Tokyo valuta limiti per società di tesoreria di asset digitali, secondo un rapporto
- 13 Novembre 2025
- Posted by: Tony
- Categoria: Crypto, Mercati
La pressione sulle tesorerie in criptovalute nell’Estremo Oriente si sta intensificando: Japan Exchange Group, l’operatore della Tokyo Stock Exchange, sta valutando misure per arginare la crescita delle società quotate che accumulano token digitali come riserve aziendali, secondo fonti citate.
Misure allo studio
La borsa sta esaminando interventi quali un’applicazione più rigorosa delle norme sui listini di retrovia (backdoor listing) e l’attivazione di verifiche contabili aggiuntive per le società che mostrano un orientamento marcato verso le criptovalute. L’obiettivo dichiarato è tutelare gli investitori e la trasparenza del mercato.
Da settembre, JPX ha già esercitato pressioni nei confronti di tre imprese giapponesi che intendevano trasformarsi in tesorerie digitali, avvertendo della possibilità di restrizioni nella raccolta di capitale se perseguissero l’accumulo di criptovalute come strategia principale.

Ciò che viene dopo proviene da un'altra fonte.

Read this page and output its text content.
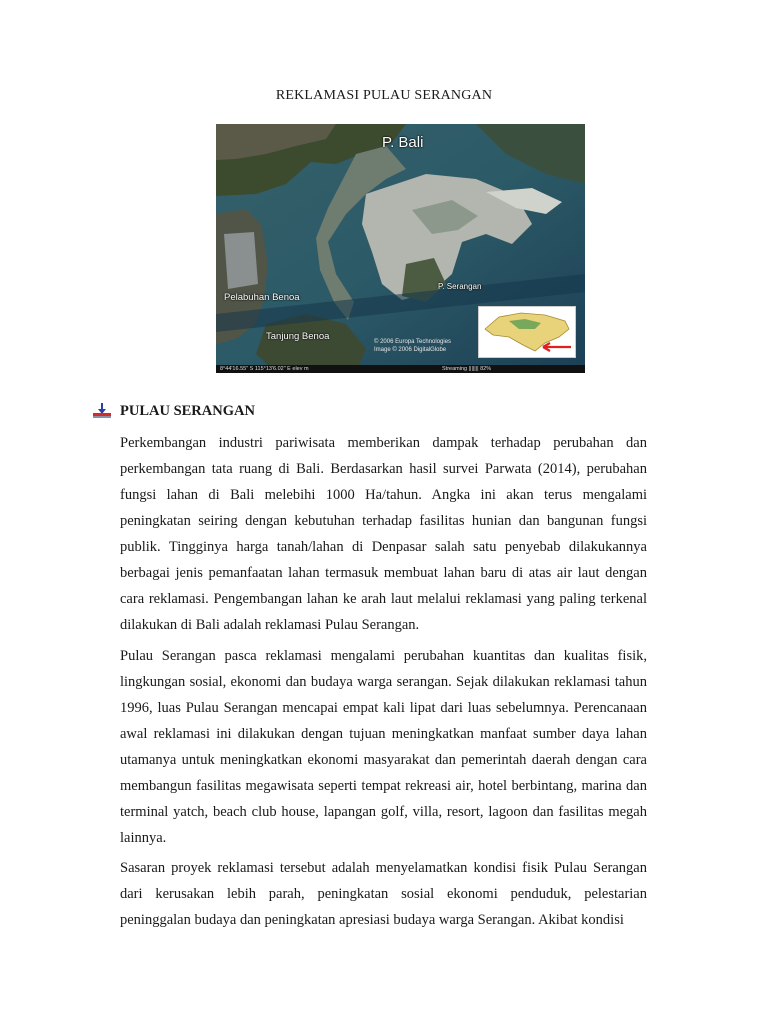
REKLAMASI PULAU SERANGAN
P. Bali
Pelabuhan Benoa
Tanjung Benoa
P. Serangan
© 2006 Europa Technologies
Image © 2006 DigitalGlobe
8°44'16.55" S 115°13'6.02" E elev m	Streaming ||||||| 82%
PULAU SERANGAN

Perkembangan industri pariwisata memberikan dampak terhadap perubahan dan perkembangan tata ruang di Bali. Berdasarkan hasil survei Parwata (2014), perubahan fungsi lahan di Bali melebihi 1000 Ha/tahun. Angka ini akan terus mengalami peningkatan seiring dengan kebutuhan terhadap fasilitas hunian dan bangunan fungsi publik. Tingginya harga tanah/lahan di Denpasar salah satu penyebab dilakukannya berbagai jenis pemanfaatan lahan termasuk membuat lahan baru di atas air laut dengan cara reklamasi. Pengembangan lahan ke arah laut melalui reklamasi yang paling terkenal dilakukan di Bali adalah reklamasi Pulau Serangan.

Pulau Serangan pasca reklamasi mengalami perubahan kuantitas dan kualitas fisik, lingkungan sosial, ekonomi dan budaya warga serangan. Sejak dilakukan reklamasi tahun 1996, luas Pulau Serangan mencapai empat kali lipat dari luas sebelumnya. Perencanaan awal reklamasi ini dilakukan dengan tujuan meningkatkan manfaat sumber daya lahan utamanya untuk meningkatkan ekonomi masyarakat dan pemerintah daerah dengan cara membangun fasilitas megawisata seperti tempat rekreasi air, hotel berbintang, marina dan terminal yatch, beach club house, lapangan golf, villa, resort, lagoon dan fasilitas megah lainnya.

Sasaran proyek reklamasi tersebut adalah menyelamatkan kondisi fisik Pulau Serangan dari kerusakan lebih parah, peningkatan sosial ekonomi penduduk, pelestarian peninggalan budaya dan peningkatan apresiasi budaya warga Serangan. Akibat kondisi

L’operatore monitora queste realtà soprattutto dal punto di vista della governance societaria e della protezione degli azionisti, pur non disponendo attualmente di una norma espressa che vieti alle società quotate di detenere criptovalute nel proprio bilancio.
Motivazioni e rischi
La cautela della JPX è motivata dalle forti oscillazioni cicliche che caratterizzano i titoli legati alle criptovalute: i rapidi boom e i conseguenti crolli hanno provocato perdite rilevanti soprattutto fra gli investitori al dettaglio.
Un rischio chiave segnalato dagli osservatori è la scarsa correlazione tra il valore di mercato delle imprese e la volatilità degli asset digitali detenuti in tesoreria, che può generare squilibri nei prezzi delle azioni e difficoltà nella valutazione del merito creditizio delle società.
Situazione del mercato giapponese
Giappone guida la regione con quattordici società quotate che dichiarano di detenere Bitcoin come parte della tesoreria. Tra queste figura la società quotata a Tokyo Metaplanet, che ha accumulato un patrimonio di oltre 30.000 BTC.
Le azioni di Metaplanet hanno registrato una flessione superiore al 70% rispetto al picco di giugno, un esempio significativo dell’impatto che la volatilità delle criptovalute può avere sui prezzi azionari.
Implicazioni regolamentari e contabili
Un irrigidimento delle regole potrebbe tradursi in requisiti più stringenti per la disclosure, una maggiore frequenza di audit specializzati sulle esposizioni in asset digitali e limiti all’uso di operazioni di lista tramite ristrutturazioni societarie (backdoor listing) per impedire quotazioni che eludano controlli più rigorosi.
Dal punto di vista contabile è attesa una maggiore chiarezza su criteri di valutazione, criteri di custodia degli asset digitali e gestione del rischio di mercato, elementi essenziali per garantire la corretta informativa finanziaria agli investitori e agli organismi di vigilanza.
Possibili sviluppi
Le decisioni che prenderà la JPX potrebbero avere effetti a catena sugli approcci regolatori in tutta l’Asia, incoraggiando standard più omogenei su trasparenza e governance per le società che detengono criptovalute. Un quadro normativo più definito potrebbe anche influenzare le strategie di raccolta fondi, le fusioni e acquisizioni e la gestione del capitale aziendale.
Nei prossimi mesi è probabile che l’attenzione si concentri su eventuali aggiornamenti delle linee guida di mercato, sull’introduzione di requisiti di rendicontazione più stringenti e su come le autorità e gli operatori di borsa concilieranno l’innovazione finanziaria con la tutela degli investitori.